Next task: make a bootable USB thumb/stick/drive/thing to rescue a busted machine (In this case, little old Brahms). dkg, as ever, knows what’s what and gave me great advice:
Bootable USB sticks are just like bootable hard drives for modern computers. Partition them with parted, use mkfs to create a filesystem on them, use grub-install to give them a bootloader, put a kernel and an initial ramfs on them, configure the bootloader to load them, and away you go.
He even offered me his filesystem rescue debirf image with the latest 686 kernel from debian unstable. Confused ? That’s okay. You’ll never learn Portuguese if you don’t even try to speak it (notably: my Portuguese is going nowhere fast.).
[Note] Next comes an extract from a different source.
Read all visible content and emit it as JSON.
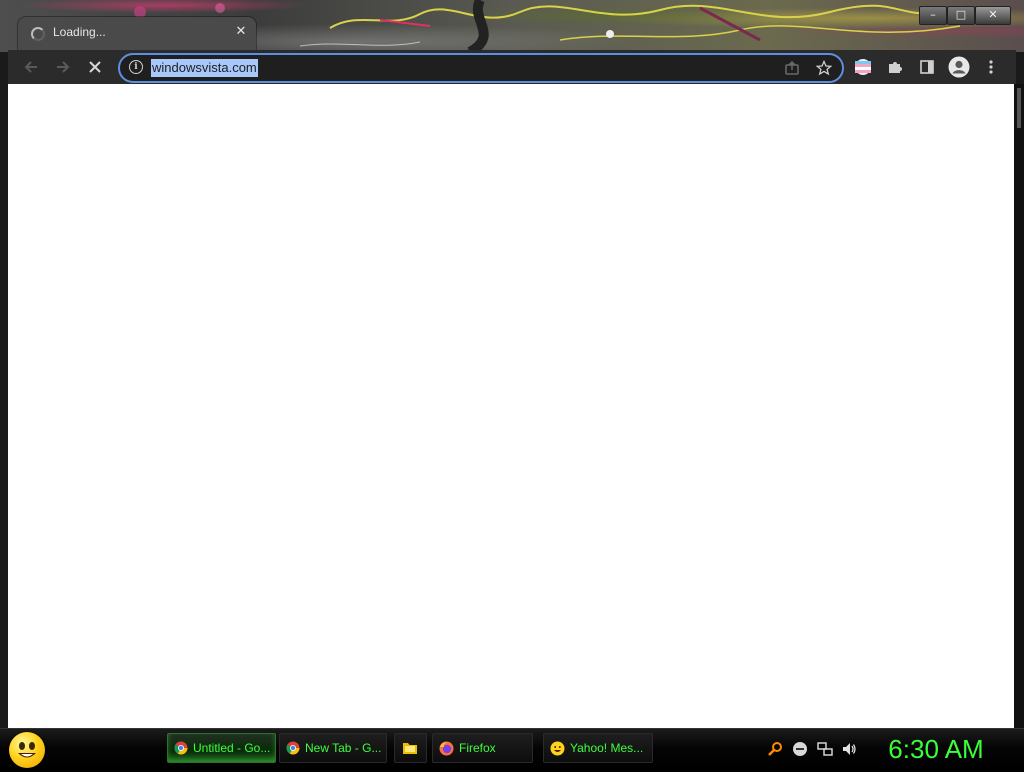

Same with debian. So I do have some questions about this advice, but they’re specific and I can look them up and come back to him to make sure I’m understanding.
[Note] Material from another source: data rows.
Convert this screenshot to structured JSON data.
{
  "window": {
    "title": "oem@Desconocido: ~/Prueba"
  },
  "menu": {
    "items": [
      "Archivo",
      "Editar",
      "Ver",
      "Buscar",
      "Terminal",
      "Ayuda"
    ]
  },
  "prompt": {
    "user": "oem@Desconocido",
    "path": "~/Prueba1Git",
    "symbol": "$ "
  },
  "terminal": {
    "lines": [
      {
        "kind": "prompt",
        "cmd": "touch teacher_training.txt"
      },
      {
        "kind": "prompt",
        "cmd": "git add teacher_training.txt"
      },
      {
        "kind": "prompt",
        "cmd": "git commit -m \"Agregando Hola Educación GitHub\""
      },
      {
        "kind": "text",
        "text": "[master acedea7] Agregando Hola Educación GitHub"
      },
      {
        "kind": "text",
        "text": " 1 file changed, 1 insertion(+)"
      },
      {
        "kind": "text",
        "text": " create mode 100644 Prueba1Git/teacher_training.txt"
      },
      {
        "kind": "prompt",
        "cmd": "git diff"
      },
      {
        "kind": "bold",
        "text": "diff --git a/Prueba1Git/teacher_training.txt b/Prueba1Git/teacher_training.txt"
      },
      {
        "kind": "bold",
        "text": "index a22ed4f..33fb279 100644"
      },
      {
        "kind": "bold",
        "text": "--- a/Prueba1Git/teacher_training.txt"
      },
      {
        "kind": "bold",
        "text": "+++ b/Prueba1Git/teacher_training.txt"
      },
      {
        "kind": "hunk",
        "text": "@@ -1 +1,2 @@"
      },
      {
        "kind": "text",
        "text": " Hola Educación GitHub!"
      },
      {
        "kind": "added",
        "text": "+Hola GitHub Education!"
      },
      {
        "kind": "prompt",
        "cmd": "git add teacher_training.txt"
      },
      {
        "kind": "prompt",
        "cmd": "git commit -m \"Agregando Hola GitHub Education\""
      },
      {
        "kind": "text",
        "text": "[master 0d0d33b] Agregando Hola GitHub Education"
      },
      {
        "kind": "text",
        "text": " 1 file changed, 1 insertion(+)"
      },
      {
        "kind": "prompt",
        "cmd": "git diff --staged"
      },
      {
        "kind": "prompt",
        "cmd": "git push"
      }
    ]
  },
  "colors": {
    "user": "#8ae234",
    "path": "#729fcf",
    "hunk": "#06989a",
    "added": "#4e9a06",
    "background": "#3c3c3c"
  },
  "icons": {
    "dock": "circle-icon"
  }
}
Nat had a couple of extra suggestions. Like this and this.
I have another problem, though, which is that I’ve learned there are GUI tools for this.
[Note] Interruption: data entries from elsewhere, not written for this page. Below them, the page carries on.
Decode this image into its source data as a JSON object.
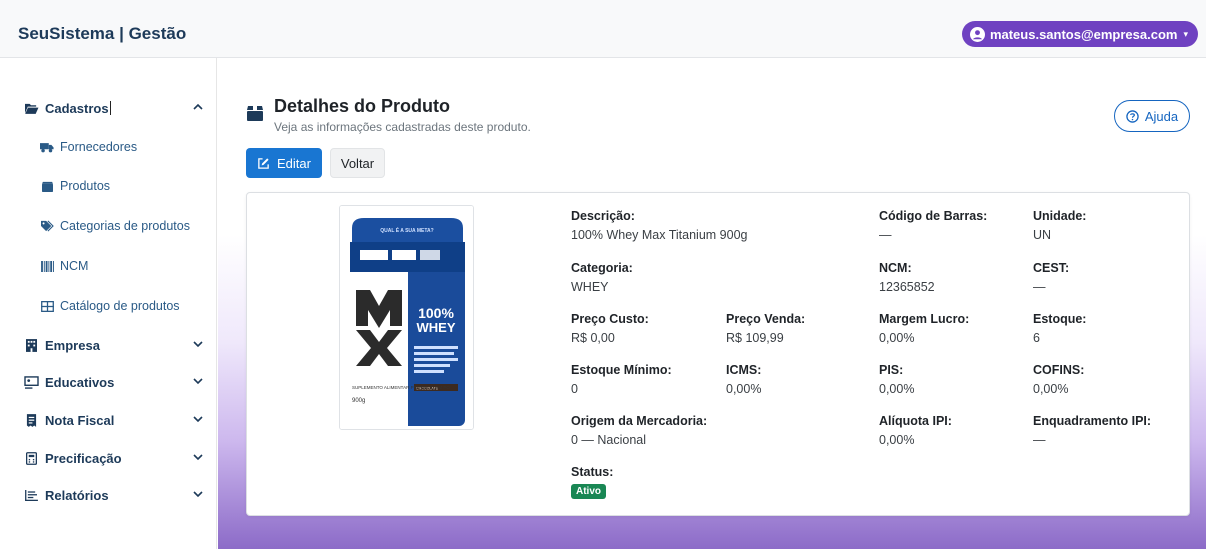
{
  "brand": "SeuSistema | Gestão",
  "user": {
    "email": "mateus.santos@empresa.com",
    "caret": "▾"
  },
  "sidebar": {
    "sections": [
      {
        "label": "Cadastros",
        "icon": "folder-open-icon",
        "expanded": true
      },
      {
        "label": "Empresa",
        "icon": "building-icon",
        "expanded": false
      },
      {
        "label": "Educativos",
        "icon": "chalkboard-icon",
        "expanded": false
      },
      {
        "label": "Nota Fiscal",
        "icon": "receipt-icon",
        "expanded": false
      },
      {
        "label": "Precificação",
        "icon": "calculator-icon",
        "expanded": false
      },
      {
        "label": "Relatórios",
        "icon": "list-icon",
        "expanded": false
      }
    ],
    "cadastros_items": [
      {
        "label": "Fornecedores",
        "icon": "truck-icon"
      },
      {
        "label": "Produtos",
        "icon": "box-icon"
      },
      {
        "label": "Categorias de produtos",
        "icon": "tags-icon"
      },
      {
        "label": "NCM",
        "icon": "barcode-icon"
      },
      {
        "label": "Catálogo de produtos",
        "icon": "table-icon"
      }
    ]
  },
  "page": {
    "title": "Detalhes do Produto",
    "subtitle": "Veja as informações cadastradas deste produto.",
    "help_label": "Ajuda",
    "edit_label": "Editar",
    "back_label": "Voltar"
  },
  "product_image": {
    "banner": "QUAL É A SUA META?",
    "brand_text": "100%",
    "brand_text2": "WHEY",
    "side_text": "SUPLEMENTO ALIMENTAR PROTEICO EM PÓ",
    "weight": "900g",
    "flavor": "CHOCOLATE"
  },
  "fields": {
    "descricao": {
      "label": "Descrição:",
      "value": "100% Whey Max Titanium 900g"
    },
    "codigo_barras": {
      "label": "Código de Barras:",
      "value": "—"
    },
    "unidade": {
      "label": "Unidade:",
      "value": "UN"
    },
    "categoria": {
      "label": "Categoria:",
      "value": "WHEY"
    },
    "ncm": {
      "label": "NCM:",
      "value": "12365852"
    },
    "cest": {
      "label": "CEST:",
      "value": "—"
    },
    "preco_custo": {
      "label": "Preço Custo:",
      "value": "R$ 0,00"
    },
    "preco_venda": {
      "label": "Preço Venda:",
      "value": "R$ 109,99"
    },
    "margem_lucro": {
      "label": "Margem Lucro:",
      "value": "0,00%"
    },
    "estoque": {
      "label": "Estoque:",
      "value": "6"
    },
    "estoque_minimo": {
      "label": "Estoque Mínimo:",
      "value": "0"
    },
    "icms": {
      "label": "ICMS:",
      "value": "0,00%"
    },
    "pis": {
      "label": "PIS:",
      "value": "0,00%"
    },
    "cofins": {
      "label": "COFINS:",
      "value": "0,00%"
    },
    "origem": {
      "label": "Origem da Mercadoria:",
      "value": "0 — Nacional"
    },
    "aliquota_ipi": {
      "label": "Alíquota IPI:",
      "value": "0,00%"
    },
    "enquadramento_ipi": {
      "label": "Enquadramento IPI:",
      "value": "—"
    },
    "status": {
      "label": "Status:",
      "value": "Ativo"
    }
  },
  "colors": {
    "accent": "#6f42c1",
    "primary": "#1976d2",
    "brand_text": "#1d3a59",
    "status_green": "#198754"
  }
}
Step One: find an ISO. Which ISO depends a lot on what you’re trying to do, but RIP Linux (which I’ve written about before) is one good option for recovery operations. Maybe you want an Ubuntu Live CD or a Debian Live CD.
Step Two: make sure no one is looking and see if USB Creator happens to be on your system already.
If Step Two works out as planned, you barely need a Step Three.
Myself, not so lucky. MBR 1234FA prompt, what is that? Do I need to fully understand install-mbr? Possibly.
Missing information: what do you do with the drive mounted, what don’t you do? I’m not altogether sure, honestly.
I’m starting over.
Step one: the master boot record. Mine is messy, so I’m going back to dkg’s advice (“Use grub-install“).
Step two: too confusing. Try RIP Linux again, starting from scratch. Unmount all the partitions and run:
sudo ./mkusb.sh -f RIPLinuX-9.3.iso /dev/sdb
Note to my lay readers: this is one of those wreck your system commands. Unless you are 120% confident about what is about to happen, don’t do it. In particular, unless you know for a fact that the USB thumb drive you want to format is /dev/sdb … don’t do it.
Finally: a secret. I was good right up until “put a kernel and initial ramfs on it.”